ドル円見通し 株高背景にリスク選好でのドル安、雇用統計前の調整期
〇ドル円109円台前半での持ち合い、株高背景に為替市場全般がリスク選好的なドル売りに傾き上値重い
〇NYダウは318.19ドル高、史上最高値を2日連続で更新、一方米長期金利は変わらず
〇昨晩の米新規失業保険申請件数、昨年3月のコロナショック以降の低水準、株高要因となる
〇今晩の雇用統計、市場予想は改善の見込み、結果に対するドルの反応に注目
〇109円を割り込んでの推移中は108.50前後への下落を想定する、108.50以下は反発注意
〇米雇用統計反応からドル全面安となる場合は108.30から108.00へ下値目途を引き下げる
〇109.25超えからは強気転換注意とし、109.50超えからは109.69試しとみる
【概況】
ドル円は5月3日夕高値109.69円から3日夜安値108.88円まで急落した後は109円台前半での持ち合いで推移しているが、4日夕高値の109.48円、5日夕高値の109.47円、6日午前高値の109.42円と109.50円に届かない動きが続いたことで上値の重さが意識され、6日夜はNYダウが史上最高値を更新する中で米長期債利回りが動かなかったために為替市場全般がリスク選好的なドル売りとなり、ドル円も押されている状況だ。
5月6日のNYダウは前日比318.19ドル高と上昇して取引時間中及び終値ベースの史上最高値を2日連続で更新した。株高なら安全資産としての債券売りとなり米長期債利回りは上昇しやすい環境となるところだが、米10年債利回りは前日比変わらずの1.57%で終了、為替市場は長期債利回り上昇によるドル高懸念よりも株高によるリスク選好感を優先した投機通貨買いの様相でユーロドルが反騰するなどドル安となり、クロス円全般では円安の動きだったもののドル円においてはドル安が勝っている。
5月6日に米労働省が発表した新規失業保険申請件数は前週比9万2000件減の49万8000件で市場予想の54万件を下回った。

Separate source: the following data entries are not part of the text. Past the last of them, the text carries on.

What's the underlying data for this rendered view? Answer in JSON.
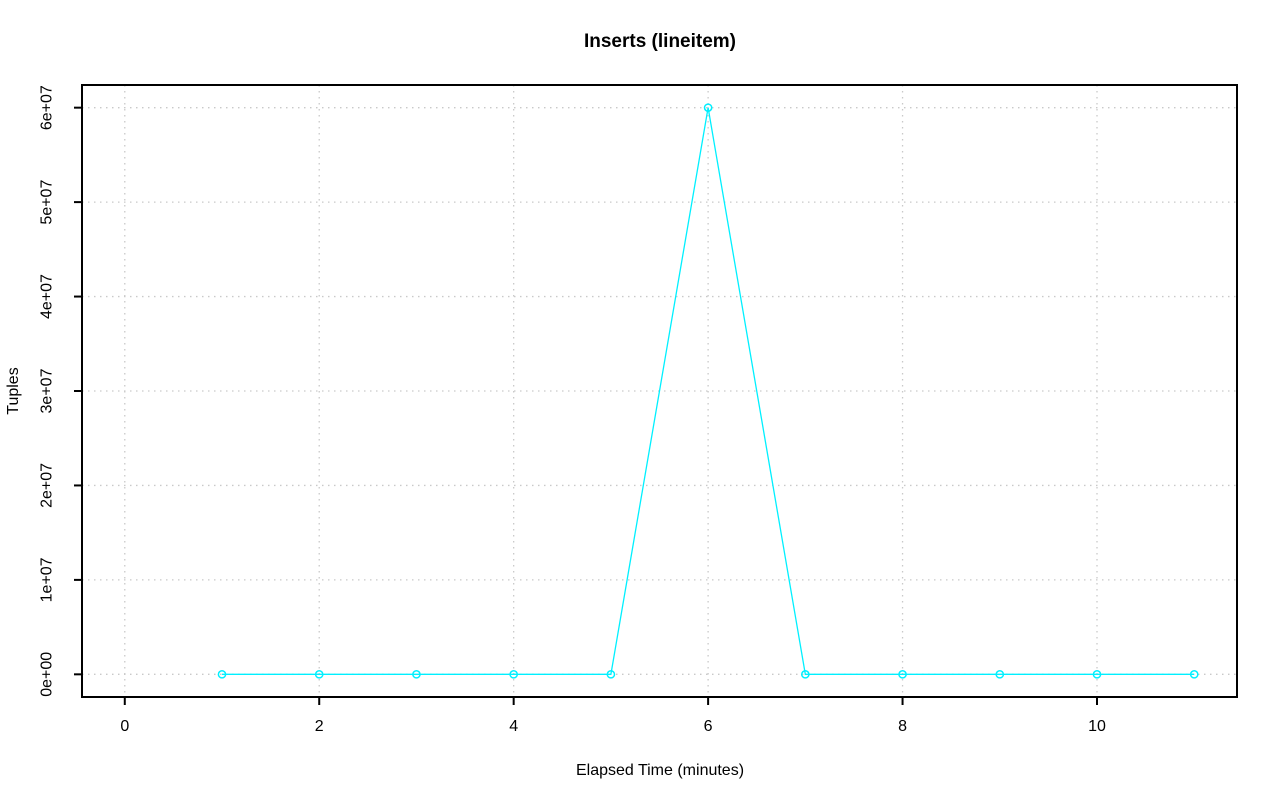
{
  "page": {
    "background": "#ffffff"
  },
  "chart_data": {
    "type": "line",
    "title": "Inserts (lineitem)",
    "xlabel": "Elapsed Time (minutes)",
    "ylabel": "Tuples",
    "x": [
      1,
      2,
      3,
      4,
      5,
      6,
      7,
      8,
      9,
      10,
      11
    ],
    "values": [
      0,
      0,
      0,
      0,
      0,
      60000000,
      0,
      0,
      0,
      0,
      0
    ],
    "xlim": [
      -0.44,
      11.44
    ],
    "ylim": [
      -2400000,
      62400000
    ],
    "xticks": {
      "values": [
        0,
        2,
        4,
        6,
        8,
        10
      ],
      "labels": [
        "0",
        "2",
        "4",
        "6",
        "8",
        "10"
      ]
    },
    "yticks": {
      "values": [
        0,
        10000000,
        20000000,
        30000000,
        40000000,
        50000000,
        60000000
      ],
      "labels": [
        "0e+00",
        "1e+07",
        "2e+07",
        "3e+07",
        "4e+07",
        "5e+07",
        "6e+07"
      ]
    },
    "grid": true,
    "grid_style": "dotted",
    "legend": "none",
    "marker": "open-circle",
    "colors": {
      "line": "#00F0FF",
      "grid": "#C9C9C9",
      "axis": "#000000",
      "background": "#FFFFFF"
    }
  }
}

失業保険受給者総数は前週比3万7000人増の369万人で市場予想の362万人を上回ったが、申請件数は昨年3月のコロナショック以降で最も少なかったために米国の景気回復感が強まるものとなり株高要因となった。
米労働省が発表した1-3月期の非農業部門労働生産性は年率換算で前期比5.4%上昇となり市場予想の4.3%上昇を上回った。2四半期ぶりのプラスで伸びは2020年4-6月期の11.2%上昇以来の大きさだった。前年同期比は4.1%上昇だった。インフレ指標である単位労働コストは前期比0.3%低下で予想の0.8%低下を上回り、前年同期比は1.6%上昇だった。
【テーパリングと利上げ時期の議論も意識】
英中銀は5月6日の金融政策決定会合で政策金利と量的緩和規模を現状維持としたが、週間の資産購入額を幾分減らすとした。通信社報道では現行の44億ポンドから34億ポンドに減らす意向とされる。カナダ中銀も4月会合で国債買い入れペースを縮小することを決定しており、景気回復度合いによって主要中銀によるコロナショック対策としての量的緩和政策においては縮小へ踏み込むところと当面維持してゆくところと差が出始めている。

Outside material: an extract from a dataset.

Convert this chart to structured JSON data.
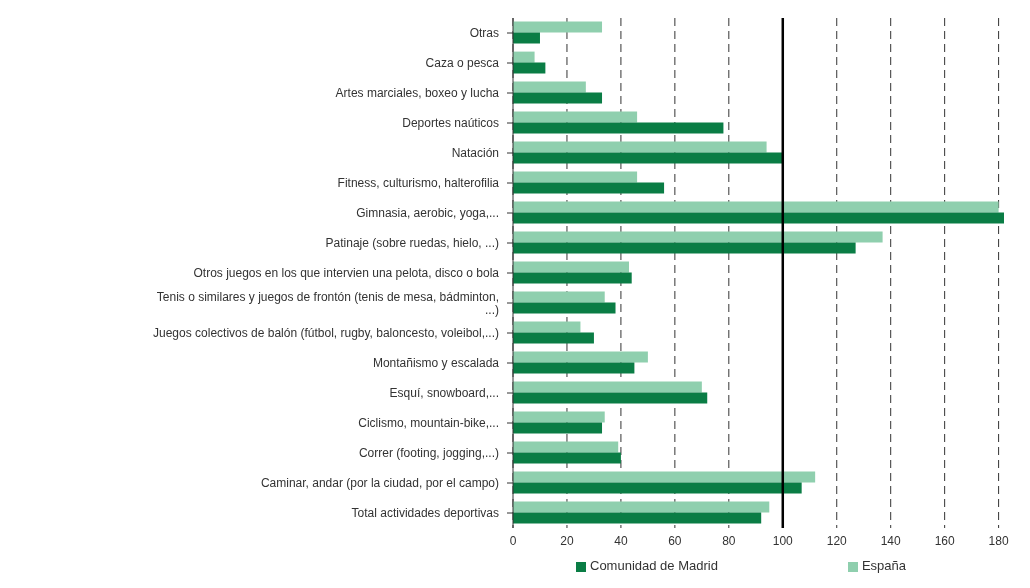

米連銀は4月27-28日のFOMCでは政策金利及び量的緩和規模を現状維持とし、直後の会見でパウエル議長はテーパリングを議論する段階にないとした。その後もNY連銀のウィリアムズ総裁等が量的緩和縮小議論は時期尚早とするなど緩和政策の長期継続姿勢を強調しているが、イエレン米財務長官が利上げの可能性に言及するなど、徐々にテーパリングの時期について市場も意識せざるを得ない状況になっている。
米アトランタ連銀のボスティック総裁は6日に「労働省が7日に公表する4月の雇用統計が好調な内容であっても量的緩和策の縮小議論を始めるきっかけにはならない」と述べたが、ダラス連銀のカプラン総裁はFOMCでの投票権を持たないが、4月30日に続いて6日にも「FRBは早めに金融緩和縮小に関する議論を始めた方がよい」と述べており、連銀内でも量的緩和縮小論も出始めている印象を与えた。イエレン財務長官の利上げ言及も異例の発言で、その後は利上げを予想したり要請する意図はないとしたが、パウエル米連銀議長との懇意性もあって徐々に市場に対して縮小論を意識させようという動きではないかとの見方もなされている。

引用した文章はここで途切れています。